According to researchers from Trend Micro, the fake installers eventually drop Cobalt Strike shellcode or a previously undocumented backdoor written in Python language, now named Biopass RAT.
The RAT has basic features observed in other malware, for example, file system assessment, file exfiltration, access to remote desktop, and the shell command execution.
It has the ability to steal the private information of its victims by targeting the web browser and instant messaging client data. This stolen data can be used for other malicious actions.
It can monitor and capture the victim’s screen by exploiting the framework of Open Broadcaster Software (OBS) Studio, a well-known app used to establish live streaming to a cloud service using RTMP.
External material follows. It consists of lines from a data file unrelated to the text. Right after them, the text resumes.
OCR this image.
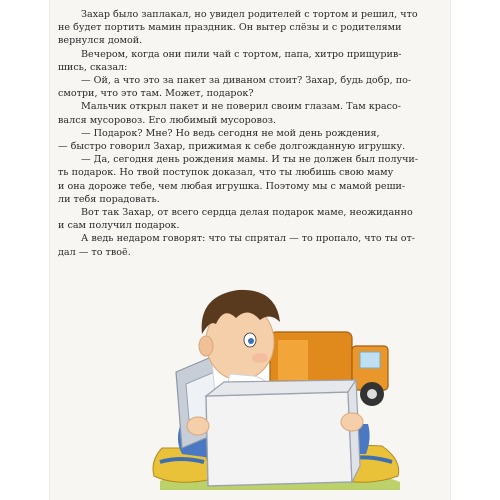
Захар было заплакал, но увидел родителей с тортом и решил, что
не будет портить мамин праздник. Он вытер слёзы и с родителями
вернулся домой.
Вечером, когда они пили чай с тортом, папа, хитро прищурив-
шись, сказал:
— Ой, а что это за пакет за диваном стоит? Захар, будь добр, по-
смотри, что это там. Может, подарок?
Мальчик открыл пакет и не поверил своим глазам. Там красо-
вался мусоровоз. Его любимый мусоровоз.
— Подарок? Мне? Но ведь сегодня не мой день рождения,
— быстро говорил Захар, прижимая к себе долгожданную игрушку.
— Да, сегодня день рождения мамы. И ты не должен был получи-
ть подарок. Но твой поступок доказал, что ты любишь свою маму
и она дороже тебе, чем любая игрушка. Поэтому мы с мамой реши-
ли тебя порадовать.
Вот так Захар, от всего сердца делая подарок маме, неожиданно
и сам получил подарок.
А ведь недаром говорят: что ты спрятал — то пропало, что ты от-
дал — то твоё.
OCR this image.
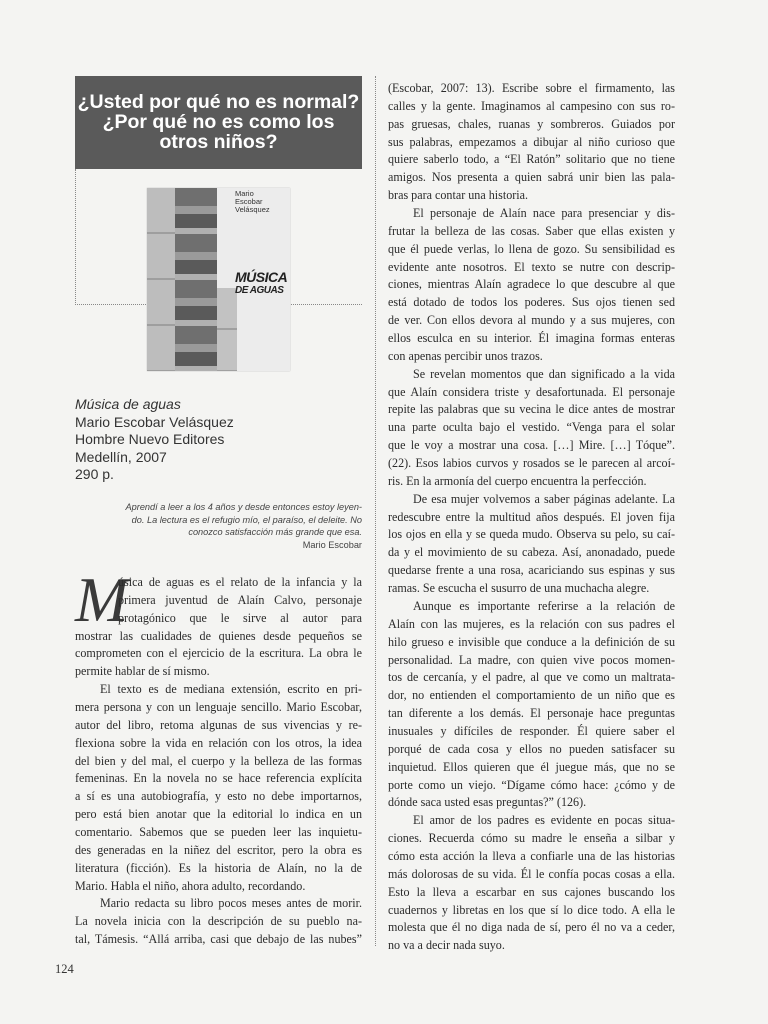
¿Usted por qué no es normal?
¿Por qué no es como los
otros niños?
Mario
Escobar
Velásquez
MÚSICA
DE AGUAS
Música de aguas
Mario Escobar Velásquez
Hombre Nuevo Editores
Medellín, 2007
290 p.
Aprendí a leer a los 4 años y desde entonces estoy leyen-
do. La lectura es el refugio mío, el paraíso, el deleite. No
conozco satisfacción más grande que esa.
Mario Escobar
M
úsica de aguas es el relato de la infancia y la
primera juventud de Alaín Calvo, personaje
protagónico que le sirve al autor para
mostrar las cualidades de quienes desde pequeños se
comprometen con el ejercicio de la escritura. La obra le
permite hablar de sí mismo.
El texto es de mediana extensión, escrito en pri-
mera persona y con un lenguaje sencillo. Mario Escobar,
autor del libro, retoma algunas de sus vivencias y re-
flexiona sobre la vida en relación con los otros, la idea
del bien y del mal, el cuerpo y la belleza de las formas
femeninas. En la novela no se hace referencia explícita
a sí es una autobiografía, y esto no debe importarnos,
pero está bien anotar que la editorial lo indica en un
comentario. Sabemos que se pueden leer las inquietu-
des generadas en la niñez del escritor, pero la obra es
literatura (ficción). Es la historia de Alaín, no la de
Mario. Habla el niño, ahora adulto, recordando.
Mario redacta su libro pocos meses antes de morir.
La novela inicia con la descripción de su pueblo na-
tal, Támesis. “Allá arriba, casi que debajo de las nubes”
(Escobar, 2007: 13). Escribe sobre el firmamento, las
calles y la gente. Imaginamos al campesino con sus ro-
pas gruesas, chales, ruanas y sombreros. Guiados por
sus palabras, empezamos a dibujar al niño curioso que
quiere saberlo todo, a “El Ratón” solitario que no tiene
amigos. Nos presenta a quien sabrá unir bien las pala-
bras para contar una historia.
El personaje de Alaín nace para presenciar y dis-
frutar la belleza de las cosas. Saber que ellas existen y
que él puede verlas, lo llena de gozo. Su sensibilidad es
evidente ante nosotros. El texto se nutre con descrip-
ciones, mientras Alaín agradece lo que descubre al que
está dotado de todos los poderes. Sus ojos tienen sed
de ver. Con ellos devora al mundo y a sus mujeres, con
ellos esculca en su interior. Él imagina formas enteras
con apenas percibir unos trazos.
Se revelan momentos que dan significado a la vida
que Alaín considera triste y desafortunada. El personaje
repite las palabras que su vecina le dice antes de mostrar
una parte oculta bajo el vestido. “Venga para el solar
que le voy a mostrar una cosa. […] Mire. […] Tóque”.
(22). Esos labios curvos y rosados se le parecen al arcoí-
ris. En la armonía del cuerpo encuentra la perfección.
De esa mujer volvemos a saber páginas adelante. La
redescubre entre la multitud años después. El joven fija
los ojos en ella y se queda mudo. Observa su pelo, su caí-
da y el movimiento de su cabeza. Así, anonadado, puede
quedarse frente a una rosa, acariciando sus espinas y sus
ramas. Se escucha el susurro de una muchacha alegre.
Aunque es importante referirse a la relación de
Alaín con las mujeres, es la relación con sus padres el
hilo grueso e invisible que conduce a la definición de su
personalidad. La madre, con quien vive pocos momen-
tos de cercanía, y el padre, al que ve como un maltrata-
dor, no entienden el comportamiento de un niño que es
tan diferente a los demás. El personaje hace preguntas
inusuales y difíciles de responder. Él quiere saber el
porqué de cada cosa y ellos no pueden satisfacer su
inquietud. Ellos quieren que él juegue más, que no se
porte como un viejo. “Dígame cómo hace: ¿cómo y de
dónde saca usted esas preguntas?” (126).
El amor de los padres es evidente en pocas situa-
ciones. Recuerda cómo su madre le enseña a silbar y
cómo esta acción la lleva a confiarle una de las historias
más dolorosas de su vida. Él le confía pocas cosas a ella.
Esto la lleva a escarbar en sus cajones buscando los
cuadernos y libretas en los que sí lo dice todo. A ella le
molesta que él no diga nada de sí, pero él no va a ceder,
no va a decir nada suyo.
124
Moreover, the RAT can take advantage of the Object Storage Service (OSS) of Alibaba Cloud (Aliyun) to host Biopass RAT Python scripts to save the exfiltrated data from its victims.
Additionally, this threat might be connected with the Winnti Group (aka APT41) and still under development. During analysis, researchers observed references to different versions of code, such as V2 or BPSV3.
How does the attack work?
In most cases, the attackers had placed their injection script inside the target’s online support chat page. The injected script scans the affected host by sending HTTP requests to a list of ports.
If the malware receives any response with an expected string from this list of ports, the script will stop. This specific step is believed to be taken for avoiding an already infected victim.
Biopass RAT is a sophisticated malware implemented through Python scripts. The pretense of legitimate installers makes it a simple yet deadly threat that flaunts multiple capabilities. Therefore, organizations should have robust security mechanisms to stay protected from such advanced threats.